Selon le rapport 2006 de l´Afssa sur « l´enquête des troubles des abeilles » débutée en 2002, plusieurs causes expliquent les troubles de comportement des abeilles.


Le rapport de l´Agence française de sécurité sanitaire des aliments (Afssa) sur l´enquête des troubles des abeilles n´a pas encore été diffusé officiellement. Réalisée par l´équipe de Sophia-Antipolis sur 25 ruchers de 5 départements (Eure, Gard, Gers, Indre et Yonne), l´enquête met en évidence la présence de résidus de produits phytosanitaires à la fois d´origine agricole (imidaclopride, fipronil, endosulfan, deltaméthrine et parathion-méthyl entre autres) et apicole (coumaphos et fluvalinate). On les retrouve dans les différentes matrices : le miel, la cire et le pollen. « Ces résidus de pesticides pourraient avoir engendré des effets sublétaux », explique l´Afssa. Entre 2002 et 2005, un seul cas de mortalité aiguë a été observé. Les entomologistes ont alors montré la présence d´endosulfan et de fluvalinate dans les abeilles mortes. « Ni au cours de miellée de tournesol, ni à aucun autre moment de la saison apicole (à l´exception du cas décrit précédemment), nous n´avons constaté de mortalités ou de dépopulations massives de ruches », précise le rapport.

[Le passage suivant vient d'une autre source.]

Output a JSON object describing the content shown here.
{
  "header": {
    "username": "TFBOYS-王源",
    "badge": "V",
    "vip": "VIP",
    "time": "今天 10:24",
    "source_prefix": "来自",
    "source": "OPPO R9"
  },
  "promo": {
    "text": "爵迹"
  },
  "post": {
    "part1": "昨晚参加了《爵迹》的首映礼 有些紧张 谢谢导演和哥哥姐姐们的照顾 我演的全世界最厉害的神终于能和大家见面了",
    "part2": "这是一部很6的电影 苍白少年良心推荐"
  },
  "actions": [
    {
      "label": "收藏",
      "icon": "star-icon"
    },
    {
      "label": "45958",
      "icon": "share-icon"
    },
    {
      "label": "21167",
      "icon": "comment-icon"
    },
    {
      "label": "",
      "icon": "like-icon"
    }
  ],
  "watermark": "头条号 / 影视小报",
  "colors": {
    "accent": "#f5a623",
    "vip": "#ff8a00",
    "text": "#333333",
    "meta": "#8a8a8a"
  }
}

L´Afssa a suivi vingt-cinq ruchers de cinq départements entre 2002 et 2005. ©C. Gloria

Utilisation de produits interdits
L´Afssa souligne en revanche « plusieurs pratiques apicoles inadaptées », notamment dans le traitement du Varroa (acarien). Ainsi, à l´automne 2003, sur les 25 ruches suivies, un traitement correct a été constaté dans 13 exploitations, l´absence totale de traitement dans 5 et l´utilisation de produits non autorisés dans 7. « L´état sanitaire de l´ensemble des ruchers s´est amélioré au cours de l´enquête », précisent les auteurs. Ils souli-gnent aussi qu´ils ont constaté que les ruchers situés en zones de grandes cultures subissaient une période de disette entre les miellées de colza et de tournesol.